Интерьер кабинета изумил меня, однако зрелище спальни породило совсем иные чувства, и не самые приятные. Ложе, на котором философ вкушал отдохновение от трудов праведных, представляло собой походную кровать, за которую не удалось бы выручить и полкроны. С одной стороны от нее свисал с потолка полностью сохранившийся мужской скелет — складывалось впечатление, будто это останки несчастного, который повесился здесь лет сто назад и с момента самоубийства его труп не тревожили. С другой стороны кровати стоял длинный стеллаж, на котором я увидел жутковато окрашенные муляжи мышечной системы и бутыли с препаратами каких-то диковинных пучков ветвистых нитей внутри — то ли редкостные червяки, то ли извлеченные нервы, — с которыми мирно соседствовала расческа профессора (без трех зубьев), останки его бороды на клочках бумаги, которой он, по-видимому, вытирал бритву, а также сломанный рожок для обуви и дорожное зеркальце из тех, которые обычно продают по шесть пенсов за штуку. Пол был завален книгами — точь-в-точь как в кабинете; на гвоздях по стенам висели наперекосяк цветные анатомические плакаты, кругом где попало валялись в диком беспорядке скомканные полотенца, будто комнату ими бомбардировали; и отнюдь не в последнюю очередь мое внимание привлекло чучело крупного нестриженого пуделя, которое стояло на старом карточном столе и словно бы несло бессменную стражу над парой черных панталон философа, обмотанных вокруг его передних лап.
Войдя в комнату, я сначала вздрогнул при виде скелета, а потом, еще сильнее, при виде пса. Старик-слуга оба раза наблюдал за мной с сардонической улыбкой.
— Не бойтесь, они оба одинаково мертвые, — заметил он и оставил меня мыть руки.
Поскольку я обнаружил, что в моем распоряжении лишь немногим больше пинты воды, и так и не сумел найти, где хранят мыло, омовение вышло кратким. Прежде чем покинуть комнату, я снова посмотрел на чучело пуделя. На подставке, на которой он был закреплен, я заметил выцветшую надпись «Скарамучча», — очевидно, на эту комическую итальянскую кличку пес отзывался при жизни[44]. Больше никаких надписей не было, однако я заключил, что пес, должно быть, был любимцем профессора и тот держал чучело животного в спальне в память о былых временах.

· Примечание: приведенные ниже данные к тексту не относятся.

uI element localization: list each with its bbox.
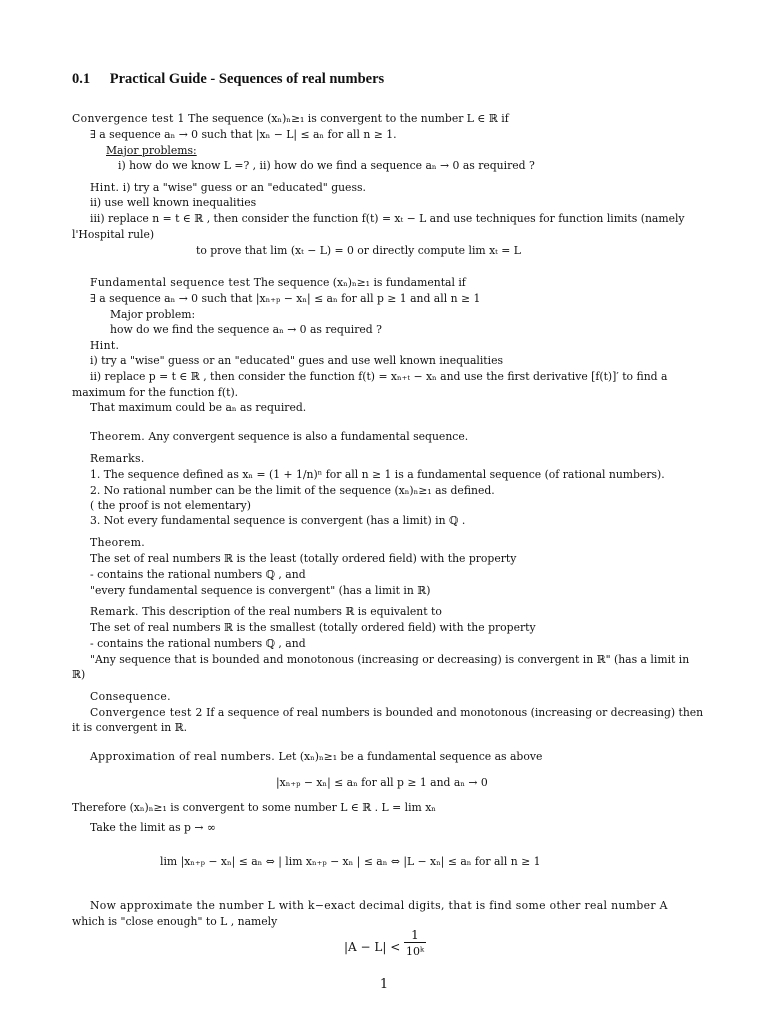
line-label: Convergence test 1	[72, 112, 185, 125]
line-label: Now approximate the number L with k−exact decimal digits, that is find some other real number A	[90, 899, 668, 912]
text-line	[90, 899, 668, 913]
line-text: ℝ)	[72, 668, 86, 681]
text-line	[90, 212, 685, 226]
text-line	[72, 721, 187, 735]
line-text: Major problem:	[110, 308, 196, 321]
text-line	[90, 499, 251, 513]
line-text: iii) replace n = t ∈ ℝ , then consider the function f(t) = xₜ − L and use techniques for function limits (namely	[90, 212, 685, 225]
section-heading	[72, 72, 384, 86]
line-text: lim |xₙ₊ₚ − xₙ| ≤ aₙ ⇔ | lim xₙ₊ₚ − xₙ | ≤ aₙ ⇔ |L − xₙ| ≤ aₙ for all n ≥ 1	[160, 855, 541, 868]
line-text: This description of the real numbers ℝ is equivalent to	[138, 605, 442, 618]
text-line	[72, 668, 85, 682]
line-text: |xₙ₊ₚ − xₙ| ≤ aₙ for all p ≥ 1 and aₙ → 0	[276, 776, 488, 789]
line-label: Remarks.	[90, 452, 145, 465]
final-inequality-lhs: |A − L| <	[344, 940, 401, 954]
section-number: 0.1	[72, 71, 91, 87]
text-line	[90, 637, 306, 651]
text-line	[90, 292, 480, 306]
line-text: it is convergent in ℝ.	[72, 721, 188, 734]
final-inequality	[344, 928, 464, 968]
line-text: Therefore (xₙ)ₙ≥₁ is convergent to some number L ∈ ℝ . L = lim xₙ	[72, 801, 436, 814]
text-line	[118, 159, 535, 173]
line-text: ∃ a sequence aₙ → 0 such that |xₙ₊ₚ − xₙ| ≤ aₙ for all p ≥ 1 and all n ≥ 1	[90, 292, 481, 305]
text-line	[110, 308, 195, 322]
text-line	[90, 706, 703, 720]
text-line	[90, 354, 503, 368]
line-label: Theorem.	[90, 536, 146, 549]
text-line	[72, 228, 154, 242]
text-line	[196, 244, 521, 258]
text-line	[90, 821, 216, 835]
text-line	[72, 112, 509, 126]
text-line	[160, 855, 541, 869]
line-text: That maximum could be aₙ as required.	[90, 401, 307, 414]
final-inequality-denominator: 10ᵏ	[405, 945, 424, 958]
line-text: 3. Not every fundamental sequence is convergent (has a limit) in ℚ .	[90, 514, 466, 527]
line-label: Fundamental sequence test	[90, 276, 251, 289]
text-line	[90, 514, 465, 528]
text-line	[90, 128, 397, 142]
line-text: l'Hospital rule)	[72, 228, 155, 241]
page-number: 1	[379, 977, 389, 992]
text-line	[90, 430, 468, 444]
line-text: The set of real numbers ℝ is the smallest (totally ordered field) with the property	[90, 621, 536, 634]
text-line	[90, 536, 145, 550]
line-text: The sequence (xₙ)ₙ≥₁ is convergent to the number L ∈ ℝ if	[184, 112, 509, 125]
line-text: i) try a "wise" guess or an "educated" guess.	[119, 181, 366, 194]
final-inequality-numerator: 1	[404, 928, 426, 943]
line-label: Hint.	[90, 339, 120, 352]
line-text: Major problems:	[106, 144, 197, 157]
text-line	[90, 484, 495, 498]
text-line	[72, 915, 277, 929]
text-line	[90, 196, 256, 210]
line-text: which is "close enough" to L , namely	[72, 915, 278, 928]
line-text: - contains the rational numbers ℚ , and	[90, 568, 306, 581]
text-line	[90, 750, 542, 764]
line-text: "Any sequence that is bounded and monotonous (increasing or decreasing) is convergent in ℝ" (has a limit in	[90, 653, 690, 666]
line-label: Consequence.	[90, 690, 171, 703]
line-text: to prove that lim (xₜ − L) = 0 or directly compute lim xₜ = L	[196, 244, 521, 257]
line-text: Take the limit as p → ∞	[90, 821, 216, 834]
line-text: ii) replace p = t ∈ ℝ , then consider the function f(t) = xₙ₊ₜ − xₙ and use the first derivative [f(t)]′ to find a	[90, 370, 668, 383]
text-line	[90, 653, 689, 667]
text-line	[90, 690, 171, 704]
text-line	[106, 144, 197, 158]
line-text: i) try a "wise" guess or an "educated" gues and use well known inequalities	[90, 354, 504, 367]
line-label: Approximation of real numbers.	[90, 750, 276, 763]
text-line	[90, 568, 306, 582]
text-line	[90, 621, 536, 635]
text-line	[90, 370, 667, 384]
line-text: how do we find the sequence aₙ → 0 as required ?	[110, 323, 382, 336]
line-text: "every fundamental sequence is convergent" (has a limit in ℝ)	[90, 584, 431, 597]
line-text: - contains the rational numbers ℚ , and	[90, 637, 306, 650]
text-line	[90, 605, 442, 619]
text-line	[90, 552, 516, 566]
line-text: Let (xₙ)ₙ≥₁ be a fundamental sequence as above	[275, 750, 543, 763]
text-line	[90, 401, 306, 415]
text-line	[72, 386, 238, 400]
text-line	[110, 323, 382, 337]
text-line	[90, 276, 466, 290]
text-line	[90, 181, 366, 195]
text-line	[72, 801, 436, 815]
line-text: The sequence (xₙ)ₙ≥₁ is fundamental if	[250, 276, 466, 289]
line-label: Convergence test 2	[90, 706, 203, 719]
section-title: Practical Guide - Sequences of real numbers	[109, 71, 385, 87]
text-line	[90, 468, 665, 482]
line-text: 2. No rational number can be the limit of the sequence (xₙ)ₙ≥₁ as defined.	[90, 484, 495, 497]
line-label: Remark.	[90, 605, 139, 618]
line-text: Any convergent sequence is also a fundamental sequence.	[145, 430, 469, 443]
line-text: maximum for the function f(t).	[72, 386, 239, 399]
text-line	[90, 584, 430, 598]
text-line	[90, 339, 119, 353]
text-line	[276, 776, 488, 790]
line-label: Theorem.	[90, 430, 146, 443]
text-line	[90, 452, 145, 466]
line-text: If a sequence of real numbers is bounded and monotonous (increasing or decreasing) then	[202, 706, 704, 719]
line-label: Hint.	[90, 181, 120, 194]
line-text: ii) use well known inequalities	[90, 196, 257, 209]
line-text: 1. The sequence defined as xₙ = (1 + 1/n)ⁿ for all n ≥ 1 is a fundamental sequence (of rational numbers).	[90, 468, 665, 481]
line-text: i) how do we know L =? , ii) how do we find a sequence aₙ → 0 as required ?	[118, 159, 535, 172]
line-text: The set of real numbers ℝ is the least (totally ordered field) with the property	[90, 552, 517, 565]
line-text: ∃ a sequence aₙ → 0 such that |xₙ − L| ≤ aₙ for all n ≥ 1.	[90, 128, 397, 141]
line-text: ( the proof is not elementary)	[90, 499, 251, 512]
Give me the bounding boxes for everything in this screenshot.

«Кто бы мог подумать, что у столь великого философа столь нежное сердце?!» — подумал я, покидая спальню, и вернулся вниз.
Профессор закончил завтракать и выразил желание без промедления приступить к позированию, поэтому я достал мелки и бумагу и тут же принялся за работу — я сидел на одной стопке книг, профессор на другой.
— Как вам анатомические экспонаты в моей спальне, мистер Керби, — правда, хороши? — спросил старый господин. — Заметили ли вы весьма удачный и оригинальный препарат кишечных ганглиев? Им посвящена важная глава моего великого труда.
— Боюсь, вы сочтете меня крайним невеждой, — отвечал я, — но я понятия не имею, как выглядят кишечные ганглии, и не узнаю их, если увижу. Особенное любопытство в вашей комнате вызвал у меня другой предмет, — пожалуй, он более соответствует уровню моих скромных познаний.
— Что же именно? — спросил профессор.
— Чучело пуделя. Полагаю, он был вашим любимцем?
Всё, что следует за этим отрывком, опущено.